P0345 can be traced back to a mix of electrical and mechanical issues, all revolving around the camshaft position sensor’s operation and the correct positioning of the camshaft in bank 2. Here are the typical contributors to the code occurrence:

  1. Faulty Camshaft Position Sensor. The most straightforward reason could be that the sensor itself is malfunctioning and needs replacement.
  2. Wiring and Connector Issues. Damaged wiring, corroded connectors, or poor connections related to the camshaft position sensor can lead to erratic signals or even signal loss.
  3. Engine Timing Problems. If the timing chain or belt has issues, it can disrupt the camshaft’s position, potentially causing the sensor to produce unexpected readings.
  4. Metallic Debris. Metal fragments or particles in the engine oil might attach to the camshaft position sensor, distorting its readings.
  5. Oil Flow Issues. If the oil passages leading to the camshaft phasers (in vehicles with variable valve timing) become clogged or there’s poor oil flow, it can impact camshaft timing and sensor readings.
  6. Faulty Engine Control Module (ECM). In rare instances, a malfunctioning ECM could misinterpret the sensor’s signals, triggering the P0345 code.

Related DTCs to P0345

P0300, P0335, P0336, P0340, P0341, P0342, P0343, P0344, P0346 – P0349, P0725.
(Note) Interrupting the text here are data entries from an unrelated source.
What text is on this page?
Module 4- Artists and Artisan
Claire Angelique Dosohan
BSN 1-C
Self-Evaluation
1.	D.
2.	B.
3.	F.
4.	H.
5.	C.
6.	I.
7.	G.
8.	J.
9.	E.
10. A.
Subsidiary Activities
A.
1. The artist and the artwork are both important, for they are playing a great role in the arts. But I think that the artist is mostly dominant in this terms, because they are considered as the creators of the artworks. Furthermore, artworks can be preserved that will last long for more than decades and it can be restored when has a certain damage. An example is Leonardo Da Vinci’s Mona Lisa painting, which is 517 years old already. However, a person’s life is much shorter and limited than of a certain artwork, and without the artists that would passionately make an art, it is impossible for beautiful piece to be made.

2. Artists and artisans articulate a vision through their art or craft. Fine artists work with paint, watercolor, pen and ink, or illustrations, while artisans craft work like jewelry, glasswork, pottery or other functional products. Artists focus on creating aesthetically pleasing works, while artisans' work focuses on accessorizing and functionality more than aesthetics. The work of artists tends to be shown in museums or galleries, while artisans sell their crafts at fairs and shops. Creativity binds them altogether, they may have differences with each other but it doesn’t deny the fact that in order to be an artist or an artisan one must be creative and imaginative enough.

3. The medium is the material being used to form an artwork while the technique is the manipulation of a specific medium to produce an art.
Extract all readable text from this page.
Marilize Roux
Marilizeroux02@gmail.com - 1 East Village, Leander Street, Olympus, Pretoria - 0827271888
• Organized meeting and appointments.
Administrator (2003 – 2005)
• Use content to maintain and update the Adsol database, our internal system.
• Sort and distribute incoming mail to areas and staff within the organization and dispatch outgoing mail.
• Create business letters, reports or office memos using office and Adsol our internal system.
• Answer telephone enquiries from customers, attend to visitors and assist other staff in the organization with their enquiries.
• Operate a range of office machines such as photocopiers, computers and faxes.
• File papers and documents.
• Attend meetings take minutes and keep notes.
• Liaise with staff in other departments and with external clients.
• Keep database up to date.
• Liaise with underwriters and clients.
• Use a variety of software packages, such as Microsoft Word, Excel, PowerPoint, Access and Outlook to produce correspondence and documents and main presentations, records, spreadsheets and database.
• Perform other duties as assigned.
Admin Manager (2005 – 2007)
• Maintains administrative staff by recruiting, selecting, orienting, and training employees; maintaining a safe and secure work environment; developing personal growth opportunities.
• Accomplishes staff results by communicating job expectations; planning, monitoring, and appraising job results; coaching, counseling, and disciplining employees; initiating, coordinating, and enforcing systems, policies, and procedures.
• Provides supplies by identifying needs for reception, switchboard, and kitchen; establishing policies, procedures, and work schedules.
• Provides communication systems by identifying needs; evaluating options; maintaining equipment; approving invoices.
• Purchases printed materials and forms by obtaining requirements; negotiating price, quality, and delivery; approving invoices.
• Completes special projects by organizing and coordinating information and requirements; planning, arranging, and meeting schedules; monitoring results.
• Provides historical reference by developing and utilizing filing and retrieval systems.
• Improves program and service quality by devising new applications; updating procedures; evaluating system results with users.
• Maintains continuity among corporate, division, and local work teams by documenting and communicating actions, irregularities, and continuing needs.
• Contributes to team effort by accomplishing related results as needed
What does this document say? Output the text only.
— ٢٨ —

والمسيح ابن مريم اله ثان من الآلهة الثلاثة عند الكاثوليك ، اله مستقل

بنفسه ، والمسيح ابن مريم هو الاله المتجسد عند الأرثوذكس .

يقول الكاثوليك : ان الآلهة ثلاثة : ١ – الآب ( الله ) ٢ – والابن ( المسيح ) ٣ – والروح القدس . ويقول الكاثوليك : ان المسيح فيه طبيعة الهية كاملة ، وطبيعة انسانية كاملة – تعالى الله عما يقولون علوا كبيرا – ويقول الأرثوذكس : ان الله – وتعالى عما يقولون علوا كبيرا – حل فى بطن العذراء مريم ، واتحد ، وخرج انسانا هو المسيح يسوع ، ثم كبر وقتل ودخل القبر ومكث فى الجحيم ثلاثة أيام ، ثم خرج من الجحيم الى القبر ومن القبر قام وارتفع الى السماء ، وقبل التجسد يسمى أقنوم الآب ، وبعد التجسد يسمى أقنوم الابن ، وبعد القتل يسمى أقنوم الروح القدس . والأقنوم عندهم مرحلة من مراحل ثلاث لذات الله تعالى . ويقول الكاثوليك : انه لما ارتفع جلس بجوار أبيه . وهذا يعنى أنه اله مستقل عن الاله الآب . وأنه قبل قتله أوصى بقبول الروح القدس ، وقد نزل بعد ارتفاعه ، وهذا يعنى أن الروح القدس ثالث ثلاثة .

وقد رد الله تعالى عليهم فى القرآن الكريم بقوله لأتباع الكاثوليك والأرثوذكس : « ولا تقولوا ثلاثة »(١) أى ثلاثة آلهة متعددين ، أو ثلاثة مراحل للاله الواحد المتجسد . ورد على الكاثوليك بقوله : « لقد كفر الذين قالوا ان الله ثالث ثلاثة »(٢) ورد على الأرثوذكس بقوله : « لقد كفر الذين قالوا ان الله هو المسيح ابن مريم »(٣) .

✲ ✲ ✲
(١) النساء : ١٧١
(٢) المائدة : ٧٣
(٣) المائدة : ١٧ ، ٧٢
The total average cost to fix the P0345 code can vary widely based on the exact nature of the problem, labor rates in your area, the make and model of the vehicle, and where you choose to get the repair done. Considering just the sensor replacement, you might expect to pay anywhere from $100 to $400. But always keep in mind that prices can be significantly higher if other issues need to be addressed.

Driving with a P0345 code isn’t recommended for several reasons. While only the general engine performance, fuel consumption, and emission levels may be impacted, either there is a risk of stalling and a big potential for further engine damage.

Replacing a camshaft sensor is typically a straightforward task for many vehicles. Its relative simplicity is due to the sensor’s external location on the engine, which often means it’s readily accessible. You generally just need to disconnect the electrical connector, remove a bolt or two, and then replace the sensor. However, ease of replacement can vary based on the vehicle’s make and model. While some cars have camshaft sensors that are easy to reach, others might be located in places that require the removal of additional components or are obstructed, making the process slightly more time-consuming. If you’re considering doing the replacement yourself, it’s beneficial to consult a repair manual for your specific vehicle or if you’re uncertain, or have any doubts about how to do so – it’s worth addressing these operations to an experienced mechanic or trusted garage.

A camshaft sensor is designed to last for a long time, often mirroring the lifespan of the vehicle itself. Under normal conditions, a camshaft sensor can easily last between 75,000 to 100,000 miles, if not longer. However, the actual longevity of the sensor can vary based on several factors, including the quality of the sensor itself, the driving conditions it’s exposed to, and how well the vehicle is maintained. While these sensors are built to be durable, external factors like oil leaks, extreme temperatures, or contaminants can affect their lifespan.